There were answers to that question that lived in dark corners of me. Yes. No. Not where people can see. Not anymore. Not all the way.

But none of those belonged in my kitchen at eleven-thirty on a Sunday morning with coffee cooling on the counter and Cade Mercer watching me like he might understand every answer I refused to give.

So, I smiled. “Only when someone insults Detroit sports.”

His eyes held mine long enough to tell me he knew I had dodged.

Then he let me.

“Good thing I’m respectful,” he said.

“You hate my tank.”

“That was before I understood the stakes.”

“Growth.”

“See? You’re already making me better.”

I rolled my eyes, but the smile slipped out anyway. “This is not a rehabilitation program.”

“Shame.”

I cut the potatoes in half and slid them into the pan while Cade leaned beside me, sprinkling seasoning when I told him to and stealing pieces of cronut between tasks like a man who had no fear of contaminating barbecue prep with pastry glaze. The apartment filled with the small domestic sounds of running water, foil crinkling, cabinets opening, and Cade asking questions that should not have felt intimate but did because he asked like he wanted the answers.

“What does your dad do when he’s not burning meat?”

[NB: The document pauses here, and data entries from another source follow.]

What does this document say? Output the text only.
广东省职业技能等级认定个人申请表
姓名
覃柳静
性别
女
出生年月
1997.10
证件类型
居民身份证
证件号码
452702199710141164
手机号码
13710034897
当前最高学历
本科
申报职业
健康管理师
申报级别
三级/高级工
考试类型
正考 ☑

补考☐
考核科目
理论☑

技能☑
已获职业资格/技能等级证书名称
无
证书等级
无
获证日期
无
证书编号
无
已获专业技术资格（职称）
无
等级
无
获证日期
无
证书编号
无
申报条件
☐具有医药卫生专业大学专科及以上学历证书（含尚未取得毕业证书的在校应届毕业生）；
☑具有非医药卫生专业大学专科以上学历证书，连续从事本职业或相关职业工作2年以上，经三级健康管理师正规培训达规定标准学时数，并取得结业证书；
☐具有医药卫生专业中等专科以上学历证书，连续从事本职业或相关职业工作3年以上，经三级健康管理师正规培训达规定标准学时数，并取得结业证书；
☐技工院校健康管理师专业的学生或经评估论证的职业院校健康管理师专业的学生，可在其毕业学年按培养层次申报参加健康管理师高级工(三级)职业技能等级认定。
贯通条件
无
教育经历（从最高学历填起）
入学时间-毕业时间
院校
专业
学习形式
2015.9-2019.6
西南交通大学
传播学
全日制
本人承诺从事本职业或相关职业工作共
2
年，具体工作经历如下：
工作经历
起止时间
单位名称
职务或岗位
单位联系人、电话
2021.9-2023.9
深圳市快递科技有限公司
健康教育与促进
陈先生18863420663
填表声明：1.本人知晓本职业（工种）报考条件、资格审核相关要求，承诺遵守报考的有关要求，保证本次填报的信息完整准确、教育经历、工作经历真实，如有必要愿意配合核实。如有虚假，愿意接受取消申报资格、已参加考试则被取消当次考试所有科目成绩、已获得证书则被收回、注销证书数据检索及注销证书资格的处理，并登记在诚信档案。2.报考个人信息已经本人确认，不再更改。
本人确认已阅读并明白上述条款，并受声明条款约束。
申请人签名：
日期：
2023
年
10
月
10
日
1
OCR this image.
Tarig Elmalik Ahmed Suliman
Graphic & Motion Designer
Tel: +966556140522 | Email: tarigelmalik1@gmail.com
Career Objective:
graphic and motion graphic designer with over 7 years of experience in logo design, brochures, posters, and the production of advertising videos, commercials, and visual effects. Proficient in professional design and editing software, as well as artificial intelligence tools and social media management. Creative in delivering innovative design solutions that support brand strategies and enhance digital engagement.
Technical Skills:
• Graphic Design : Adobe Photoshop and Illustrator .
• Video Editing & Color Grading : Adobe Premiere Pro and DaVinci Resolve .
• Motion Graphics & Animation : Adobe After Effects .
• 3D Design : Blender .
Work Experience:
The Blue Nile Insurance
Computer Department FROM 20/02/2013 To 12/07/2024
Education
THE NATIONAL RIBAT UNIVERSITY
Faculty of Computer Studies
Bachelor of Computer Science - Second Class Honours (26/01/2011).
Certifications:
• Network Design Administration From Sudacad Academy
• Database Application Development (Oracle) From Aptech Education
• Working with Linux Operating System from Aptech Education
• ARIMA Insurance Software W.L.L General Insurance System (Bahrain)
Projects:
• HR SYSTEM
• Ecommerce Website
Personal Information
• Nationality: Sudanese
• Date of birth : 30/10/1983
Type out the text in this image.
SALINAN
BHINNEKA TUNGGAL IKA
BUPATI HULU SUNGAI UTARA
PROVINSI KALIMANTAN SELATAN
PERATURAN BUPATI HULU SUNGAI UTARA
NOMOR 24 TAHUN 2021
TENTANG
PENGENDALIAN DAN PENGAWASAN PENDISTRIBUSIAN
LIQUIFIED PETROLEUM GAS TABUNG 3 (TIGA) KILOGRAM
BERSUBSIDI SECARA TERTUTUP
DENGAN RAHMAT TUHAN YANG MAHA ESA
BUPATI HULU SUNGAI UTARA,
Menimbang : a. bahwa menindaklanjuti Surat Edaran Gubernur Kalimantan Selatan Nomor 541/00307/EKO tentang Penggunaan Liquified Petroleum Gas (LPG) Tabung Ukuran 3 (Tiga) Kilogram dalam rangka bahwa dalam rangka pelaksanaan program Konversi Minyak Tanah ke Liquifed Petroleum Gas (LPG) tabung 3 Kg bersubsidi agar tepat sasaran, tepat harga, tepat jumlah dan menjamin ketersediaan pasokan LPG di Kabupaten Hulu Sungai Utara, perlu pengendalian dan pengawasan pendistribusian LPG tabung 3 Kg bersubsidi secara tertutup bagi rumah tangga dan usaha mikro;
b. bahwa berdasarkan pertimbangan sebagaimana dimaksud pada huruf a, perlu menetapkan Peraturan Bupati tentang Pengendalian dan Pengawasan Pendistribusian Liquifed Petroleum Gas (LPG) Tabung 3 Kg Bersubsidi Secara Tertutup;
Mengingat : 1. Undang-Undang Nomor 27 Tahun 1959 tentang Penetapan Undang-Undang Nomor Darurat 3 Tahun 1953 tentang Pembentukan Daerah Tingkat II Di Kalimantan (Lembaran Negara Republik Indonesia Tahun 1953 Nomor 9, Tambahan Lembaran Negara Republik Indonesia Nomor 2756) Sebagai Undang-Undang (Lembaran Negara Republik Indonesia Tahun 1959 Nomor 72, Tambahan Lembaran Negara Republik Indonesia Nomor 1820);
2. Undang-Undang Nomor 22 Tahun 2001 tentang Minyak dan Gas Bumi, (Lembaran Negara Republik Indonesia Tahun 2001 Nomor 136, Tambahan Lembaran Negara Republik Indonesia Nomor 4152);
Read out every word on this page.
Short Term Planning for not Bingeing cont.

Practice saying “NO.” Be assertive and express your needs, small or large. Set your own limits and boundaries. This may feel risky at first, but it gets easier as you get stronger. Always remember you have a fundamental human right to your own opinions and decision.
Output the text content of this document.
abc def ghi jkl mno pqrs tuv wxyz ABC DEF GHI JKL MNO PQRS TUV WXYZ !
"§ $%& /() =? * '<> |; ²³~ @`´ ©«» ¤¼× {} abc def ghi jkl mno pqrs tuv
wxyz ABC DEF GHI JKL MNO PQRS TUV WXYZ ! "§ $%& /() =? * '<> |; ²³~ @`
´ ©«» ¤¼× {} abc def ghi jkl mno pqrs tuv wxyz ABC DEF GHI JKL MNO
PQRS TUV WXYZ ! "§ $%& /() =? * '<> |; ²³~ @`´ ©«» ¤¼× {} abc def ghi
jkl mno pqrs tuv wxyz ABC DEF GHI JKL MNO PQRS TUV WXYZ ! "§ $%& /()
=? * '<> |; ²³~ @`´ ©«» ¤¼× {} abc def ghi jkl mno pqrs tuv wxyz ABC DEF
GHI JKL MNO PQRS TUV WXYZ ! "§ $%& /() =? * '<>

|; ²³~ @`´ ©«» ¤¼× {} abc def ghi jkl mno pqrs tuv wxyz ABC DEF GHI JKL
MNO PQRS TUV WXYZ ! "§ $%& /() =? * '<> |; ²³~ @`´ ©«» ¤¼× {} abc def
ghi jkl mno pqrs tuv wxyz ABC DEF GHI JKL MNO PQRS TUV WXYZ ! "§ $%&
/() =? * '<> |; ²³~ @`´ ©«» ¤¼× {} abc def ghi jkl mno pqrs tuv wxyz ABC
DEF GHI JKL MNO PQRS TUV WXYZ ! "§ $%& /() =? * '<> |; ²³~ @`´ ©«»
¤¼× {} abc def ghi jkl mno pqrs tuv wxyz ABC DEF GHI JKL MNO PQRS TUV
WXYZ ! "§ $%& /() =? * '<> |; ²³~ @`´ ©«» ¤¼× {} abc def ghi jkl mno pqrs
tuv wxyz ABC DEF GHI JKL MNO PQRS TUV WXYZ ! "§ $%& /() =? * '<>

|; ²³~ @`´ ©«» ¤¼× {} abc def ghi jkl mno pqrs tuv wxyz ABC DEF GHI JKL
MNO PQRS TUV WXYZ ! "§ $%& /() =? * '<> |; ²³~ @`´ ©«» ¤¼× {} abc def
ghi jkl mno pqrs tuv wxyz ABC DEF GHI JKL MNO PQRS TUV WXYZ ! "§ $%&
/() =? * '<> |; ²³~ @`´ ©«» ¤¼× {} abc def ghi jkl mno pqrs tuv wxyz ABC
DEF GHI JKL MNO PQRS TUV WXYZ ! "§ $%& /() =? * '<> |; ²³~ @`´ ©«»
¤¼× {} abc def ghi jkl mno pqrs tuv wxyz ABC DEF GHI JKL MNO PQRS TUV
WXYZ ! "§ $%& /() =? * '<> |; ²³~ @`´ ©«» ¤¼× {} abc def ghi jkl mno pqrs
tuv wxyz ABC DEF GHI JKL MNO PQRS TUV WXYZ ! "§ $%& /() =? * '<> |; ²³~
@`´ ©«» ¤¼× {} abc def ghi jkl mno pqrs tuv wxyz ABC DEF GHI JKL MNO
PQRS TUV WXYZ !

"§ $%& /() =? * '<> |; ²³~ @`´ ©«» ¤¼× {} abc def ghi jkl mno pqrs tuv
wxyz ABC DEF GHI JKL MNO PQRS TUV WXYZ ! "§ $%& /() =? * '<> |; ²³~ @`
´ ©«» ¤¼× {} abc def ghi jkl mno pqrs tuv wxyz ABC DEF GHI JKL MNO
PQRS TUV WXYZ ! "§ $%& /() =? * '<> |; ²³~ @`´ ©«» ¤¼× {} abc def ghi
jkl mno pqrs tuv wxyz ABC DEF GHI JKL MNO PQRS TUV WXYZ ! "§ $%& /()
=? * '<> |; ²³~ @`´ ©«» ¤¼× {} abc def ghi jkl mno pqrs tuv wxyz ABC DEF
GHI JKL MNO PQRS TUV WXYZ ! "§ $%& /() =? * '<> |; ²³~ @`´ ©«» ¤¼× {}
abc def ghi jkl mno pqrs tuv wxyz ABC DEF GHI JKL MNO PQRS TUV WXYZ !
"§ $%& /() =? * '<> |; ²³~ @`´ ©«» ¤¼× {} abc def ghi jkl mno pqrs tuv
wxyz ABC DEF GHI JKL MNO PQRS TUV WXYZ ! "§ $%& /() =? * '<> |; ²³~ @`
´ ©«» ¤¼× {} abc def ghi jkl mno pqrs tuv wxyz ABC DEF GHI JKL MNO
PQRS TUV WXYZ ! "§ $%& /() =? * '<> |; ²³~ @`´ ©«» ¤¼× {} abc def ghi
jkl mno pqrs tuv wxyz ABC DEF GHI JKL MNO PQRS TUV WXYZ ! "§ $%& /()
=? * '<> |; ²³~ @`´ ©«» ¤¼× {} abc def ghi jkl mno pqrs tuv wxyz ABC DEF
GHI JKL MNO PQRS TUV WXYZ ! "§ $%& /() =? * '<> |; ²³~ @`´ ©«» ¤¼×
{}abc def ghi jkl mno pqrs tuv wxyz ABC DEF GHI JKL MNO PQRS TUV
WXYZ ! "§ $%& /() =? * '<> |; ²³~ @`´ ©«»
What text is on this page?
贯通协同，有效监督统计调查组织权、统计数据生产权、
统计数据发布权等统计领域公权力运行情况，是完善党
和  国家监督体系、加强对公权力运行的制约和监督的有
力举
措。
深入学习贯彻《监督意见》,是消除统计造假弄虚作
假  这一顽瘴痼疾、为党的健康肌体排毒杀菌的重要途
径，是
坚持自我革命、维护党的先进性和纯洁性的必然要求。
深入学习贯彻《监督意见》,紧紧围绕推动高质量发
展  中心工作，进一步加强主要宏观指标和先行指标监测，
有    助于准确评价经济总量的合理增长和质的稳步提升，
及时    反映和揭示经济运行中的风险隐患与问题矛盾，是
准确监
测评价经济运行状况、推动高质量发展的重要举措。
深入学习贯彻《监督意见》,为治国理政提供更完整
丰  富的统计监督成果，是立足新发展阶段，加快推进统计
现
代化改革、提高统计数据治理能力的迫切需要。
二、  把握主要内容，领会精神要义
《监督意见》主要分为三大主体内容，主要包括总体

“Fire Chief. Retired from full-time now, but he still works with the department and pretends he isn’t emotionally dependent on his scanner.”

“Your mom?”

The knife paused for one breath before I kept cutting. “She died.”

Cade went still beside me.

I did not look at him, because sympathy was always harder when it had a face.

“I’m sorry,” he said, and there was no performance in it. No awkward rush to fix the air. Just the words, low and steady.

“Thanks.” I nudged another potato into the pan. “Sunday dinners got bigger after. I think Dad was afraid if the house got quiet, we’d all hear how much we missed her.”

Cade was quiet, but not empty quiet. Listening quiet.

I forced brightness back into my voice before the grief could drag the scene somewhere neither of us was ready to go. “So now we cope through carbs, shouting, and my dad’s commitment to pretending blackened chicken means burnt.”

“Sounds like love with volume.”

I looked over at him, and his mouth softened.

“Your words,” he said.

Something stupid happened to my chest.

I looked away first. “Yeah. Something like that.”

He glanced toward the living room, where my tote bag sat half-packed beside the statue I have been making since I was fourteen. It’s not pretty, just an old cabinet door from my dads with about a zillion marbles hot glued to each other in various colors and sizes. All the nevers I have had without my mom.

Cade’s gaze fixed on it. “Is that a marble statue?”